The council’s proposed communications strategy went before the Conservative cabinet in March, and was quickly “called in” for re-examination by the then chair of Corporate Overview and Scrutiny John Kent.
However national local elections – although there were none in Thurrock – and the General Election where John Kent stood as the Labour candidate, meant discussion of the proposal was delayed until Thursday.
The controversial parts of the strategy were three paragraphs in a detailed document that had, for the most part, been praised for its vision and aspiration.
But the sticking point seems to be three key paragraphs which proposed that
1. Only members of approved press regulators could sit on the press bench. Other news organisations may sit in the public gallery.
2. The council should be given a right of reply in stories that “concern” them
3. Newspapers whose stories fail to reflect the council’s position may see themselves effectively “banned”.
Cllr Kent said: “While we all accept the need for a communications strategy, what was being proposed went far too far, effectively giving the council free rein to refuse standard press facilities at meetings, or even refusing to accept questions from parts of the media they do not like.
“Not only an attempt to gag the press and media, but a short-sighted and counter-productive one too.”
He added: “In my view any attempt to refuse proper access to media that aren’t members of a specific recognised regulatory body is totally unreasonable.
“It could include national titles such as the Financial Times, the Guardian and – locally – the Enquirer.
“The council officers – and presumably senior administration members who nodded this through – were seeking to get official sanction to take action against media or journalists who run stories which don’t properly reflect the council’s view.
“I understand the frustration, but that’s the problem with a free press, it’s free to write what it wants.
“This is both wrong and dangerous as well as against government guidance and I am glad the cross-party committee agreed with me and now all councillors will have a chance to look closely at the policy.”
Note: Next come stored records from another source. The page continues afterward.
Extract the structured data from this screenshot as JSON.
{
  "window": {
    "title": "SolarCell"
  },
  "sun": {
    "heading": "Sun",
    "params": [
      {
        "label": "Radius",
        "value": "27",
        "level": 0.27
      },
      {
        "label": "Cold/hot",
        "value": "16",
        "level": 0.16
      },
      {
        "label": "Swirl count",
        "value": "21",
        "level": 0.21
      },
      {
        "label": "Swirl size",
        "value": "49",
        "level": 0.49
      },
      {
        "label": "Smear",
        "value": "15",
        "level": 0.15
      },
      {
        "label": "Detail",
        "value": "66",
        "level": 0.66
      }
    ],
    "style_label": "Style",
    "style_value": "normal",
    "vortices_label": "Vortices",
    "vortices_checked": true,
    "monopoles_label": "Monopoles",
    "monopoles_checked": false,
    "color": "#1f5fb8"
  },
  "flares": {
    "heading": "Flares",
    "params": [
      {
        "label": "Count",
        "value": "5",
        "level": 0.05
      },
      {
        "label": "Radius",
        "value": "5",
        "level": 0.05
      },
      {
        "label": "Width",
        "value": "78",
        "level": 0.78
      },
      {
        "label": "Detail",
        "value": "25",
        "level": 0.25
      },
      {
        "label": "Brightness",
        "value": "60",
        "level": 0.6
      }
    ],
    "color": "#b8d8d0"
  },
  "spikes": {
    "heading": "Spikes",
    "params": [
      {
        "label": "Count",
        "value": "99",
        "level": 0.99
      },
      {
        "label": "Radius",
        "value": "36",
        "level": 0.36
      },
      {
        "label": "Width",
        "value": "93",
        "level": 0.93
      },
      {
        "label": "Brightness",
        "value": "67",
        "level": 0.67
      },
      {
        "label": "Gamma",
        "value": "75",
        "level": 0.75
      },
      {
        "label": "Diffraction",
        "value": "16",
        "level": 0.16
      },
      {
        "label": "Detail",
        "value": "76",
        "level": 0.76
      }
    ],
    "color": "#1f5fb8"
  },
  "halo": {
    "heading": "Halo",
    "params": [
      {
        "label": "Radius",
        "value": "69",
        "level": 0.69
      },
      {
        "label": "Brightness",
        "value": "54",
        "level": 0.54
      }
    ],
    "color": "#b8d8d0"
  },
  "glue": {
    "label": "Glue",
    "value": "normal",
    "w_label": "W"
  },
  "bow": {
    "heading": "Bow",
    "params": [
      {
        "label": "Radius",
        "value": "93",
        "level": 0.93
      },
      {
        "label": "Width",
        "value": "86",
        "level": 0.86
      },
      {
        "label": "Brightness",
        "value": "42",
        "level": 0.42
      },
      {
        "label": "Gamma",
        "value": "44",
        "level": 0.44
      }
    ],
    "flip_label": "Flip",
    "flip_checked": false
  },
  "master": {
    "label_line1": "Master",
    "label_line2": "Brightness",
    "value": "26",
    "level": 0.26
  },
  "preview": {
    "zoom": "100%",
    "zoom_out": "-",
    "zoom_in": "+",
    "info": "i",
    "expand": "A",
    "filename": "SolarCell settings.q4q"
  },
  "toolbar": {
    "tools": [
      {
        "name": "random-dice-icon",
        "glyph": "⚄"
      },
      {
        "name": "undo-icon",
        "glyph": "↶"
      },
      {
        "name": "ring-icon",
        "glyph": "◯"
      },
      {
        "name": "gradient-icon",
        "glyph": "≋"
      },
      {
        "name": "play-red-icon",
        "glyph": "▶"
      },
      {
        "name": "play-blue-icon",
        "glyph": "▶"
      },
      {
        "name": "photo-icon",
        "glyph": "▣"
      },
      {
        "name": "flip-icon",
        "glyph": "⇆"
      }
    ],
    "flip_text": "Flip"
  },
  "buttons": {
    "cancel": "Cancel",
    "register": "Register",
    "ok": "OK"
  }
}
Conservative councillor, Ben Maney said: “I think there may be a case for severing ties with a newspaper that is a persistently misrepresents the council.
UKIP councillor Jack Duffin was more direct: “I think this council needs to suck it up. The newspapers are not the PR wing of the council. They are here to scrutinise.
“There have been stories written about UKIP that I am not happy but..tough.
“Secondly, it seems to me that the council can dish it out but cannot take it. I have had a whole host of inquiries that have not received replies.
The Portfolio holder for Communications, cllr Shane Hebb was present at the meeting. He appeared to agree that changes may need to be made but did not seem to be conceding to restricting use of the press bench.
The committee agreed (split decision) for the matter to go forward to a council meeting where all 49 councillors have a chance to debate the issue.